There is so much she wants to say. So much that she can't say. She wants to tell him that there is hope, that possibly, Ni'essa, the goddess of her beloved, could cure him--that there could be someone else who walks in the light that could be waiting for him in the future, who would love him better than she ever could.

But Cor'lana knows. Knows better than anything the finality in his words, for she, too, is a poet. She has had a broken heart before. In this moment, she knows what she has to do.

Tears stream down her face. But she knows this is best. She knows this is the best for everyone. "I love you," she says. And she isn't wrong about that--not in the way that he wants her to love him, but she loves him nonetheless.

She pushes her lips to his.

And she wills a dagger into her hands.

A dagger that she goes to plunge into his heart, to release him from this world, to release him from this torment. An apology that she cannot speak written on her lips.

He doesn't expect it. There's surprise in his silver eyes, and they widen even as the dagger plunges into his chest. He staggers back from her lips, his fingers touching the knife and he looks at her. It's not betrayal written on his face but understanding. Hopelessness. He falls to his knees, crimson staining the beautiful white ground. He can not stop the trembling fingers that find the knife from pulling it free in a gout of blood.

Somehow, he is not yet dead. His lifes-blood pours free from the wound, blacker than the crimson stain normally poured free from less vital wounds. A pure white glow pulses from him and his tears slip free his eyes. They run streaming down his face and the wound closes.

There's no trace of anything but despair left in him. And then without any explanation or reason, he's suddenly gone. Torn from her dream like the page from a book. His blood on the ground, his face burned into her eyes.

She'd hoped to give him freedom from this life, to give him the freedom from despair, to give him one ounce of comfort before he died, so that he would not die alone and unloved--but forces more powerful than herself don't even grant him that relief, so it seems to her.

Cor'lana Lúpecyll-Atlon stands in the bloodied snow, the bloodied dagger in her hand. Tears continue to stream down her face. She tosses down the dagger into the snow, and she screams in a sudden but primal rage that takes her. Anger that someone, something, could be so cruel but to have that poor soul keep living.

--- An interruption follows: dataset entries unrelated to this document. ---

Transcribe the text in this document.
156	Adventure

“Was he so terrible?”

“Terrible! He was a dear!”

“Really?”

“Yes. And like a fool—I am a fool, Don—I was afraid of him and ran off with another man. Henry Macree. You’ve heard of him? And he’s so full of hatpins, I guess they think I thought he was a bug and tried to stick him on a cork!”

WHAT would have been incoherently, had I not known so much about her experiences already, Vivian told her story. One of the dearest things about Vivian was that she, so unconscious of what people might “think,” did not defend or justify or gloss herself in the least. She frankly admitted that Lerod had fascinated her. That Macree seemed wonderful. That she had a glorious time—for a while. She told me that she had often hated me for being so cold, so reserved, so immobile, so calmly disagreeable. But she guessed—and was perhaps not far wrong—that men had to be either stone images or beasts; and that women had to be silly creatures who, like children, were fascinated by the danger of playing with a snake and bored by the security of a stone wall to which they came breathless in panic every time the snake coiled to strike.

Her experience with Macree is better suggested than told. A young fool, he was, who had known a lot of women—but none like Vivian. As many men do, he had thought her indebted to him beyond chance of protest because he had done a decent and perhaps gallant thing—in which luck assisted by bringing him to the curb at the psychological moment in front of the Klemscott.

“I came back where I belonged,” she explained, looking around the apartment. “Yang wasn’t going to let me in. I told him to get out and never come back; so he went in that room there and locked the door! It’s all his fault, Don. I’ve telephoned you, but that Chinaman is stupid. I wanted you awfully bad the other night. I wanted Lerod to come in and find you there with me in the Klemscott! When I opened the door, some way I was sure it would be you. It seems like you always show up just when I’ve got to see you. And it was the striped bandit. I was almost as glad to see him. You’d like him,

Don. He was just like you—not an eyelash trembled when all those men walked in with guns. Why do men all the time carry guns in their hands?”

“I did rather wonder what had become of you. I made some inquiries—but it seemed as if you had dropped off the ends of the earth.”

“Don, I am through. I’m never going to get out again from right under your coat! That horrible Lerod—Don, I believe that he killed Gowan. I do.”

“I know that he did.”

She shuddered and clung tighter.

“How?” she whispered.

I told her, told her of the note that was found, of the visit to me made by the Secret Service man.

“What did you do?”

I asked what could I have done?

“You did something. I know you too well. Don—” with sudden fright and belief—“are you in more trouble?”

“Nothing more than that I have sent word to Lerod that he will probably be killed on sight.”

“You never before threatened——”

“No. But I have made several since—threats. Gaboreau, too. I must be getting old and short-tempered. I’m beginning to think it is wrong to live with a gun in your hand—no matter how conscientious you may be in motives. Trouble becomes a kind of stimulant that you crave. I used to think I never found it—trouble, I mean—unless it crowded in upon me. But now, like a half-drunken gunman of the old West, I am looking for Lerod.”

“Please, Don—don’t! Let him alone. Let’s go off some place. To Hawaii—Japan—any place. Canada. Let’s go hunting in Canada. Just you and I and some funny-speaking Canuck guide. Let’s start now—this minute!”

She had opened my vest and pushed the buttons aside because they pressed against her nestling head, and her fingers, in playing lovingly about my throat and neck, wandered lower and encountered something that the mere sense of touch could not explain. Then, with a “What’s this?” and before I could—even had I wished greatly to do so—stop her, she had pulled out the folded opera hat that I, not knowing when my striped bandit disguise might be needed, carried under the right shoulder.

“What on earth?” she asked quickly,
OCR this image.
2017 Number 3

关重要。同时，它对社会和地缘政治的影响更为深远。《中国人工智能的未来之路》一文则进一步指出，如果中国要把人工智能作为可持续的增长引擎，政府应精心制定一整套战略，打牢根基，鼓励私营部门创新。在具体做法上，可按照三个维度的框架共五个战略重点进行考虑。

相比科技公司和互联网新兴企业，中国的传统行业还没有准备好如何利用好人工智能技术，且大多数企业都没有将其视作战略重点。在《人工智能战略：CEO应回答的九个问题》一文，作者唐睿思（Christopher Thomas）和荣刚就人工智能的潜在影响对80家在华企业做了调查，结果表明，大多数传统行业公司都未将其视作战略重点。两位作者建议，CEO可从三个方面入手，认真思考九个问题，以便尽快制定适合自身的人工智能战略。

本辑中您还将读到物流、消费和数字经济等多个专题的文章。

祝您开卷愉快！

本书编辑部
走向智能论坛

Then she gives a beat of those powerful wings from her back. Her voice not hoarse from her anguished scream, only by miracle of it being a dream, she gives her word: "I swear it by Ni'essa and by Vaire. I will free that man from his torment. I will do what it takes. One way or another I will."

There is only the sound of her panting, not even the snowfall. It is almost time to wake.

"One way or another, I will," she says again, a refrain that touches her feytouched heart, the chaos soul.

She wipes the feeling of the kiss from her lips. She offers a single, solitary, "I'm sorry," to the snow and the blood.

And then... she wakes. A change of seasons, where majesty mourns.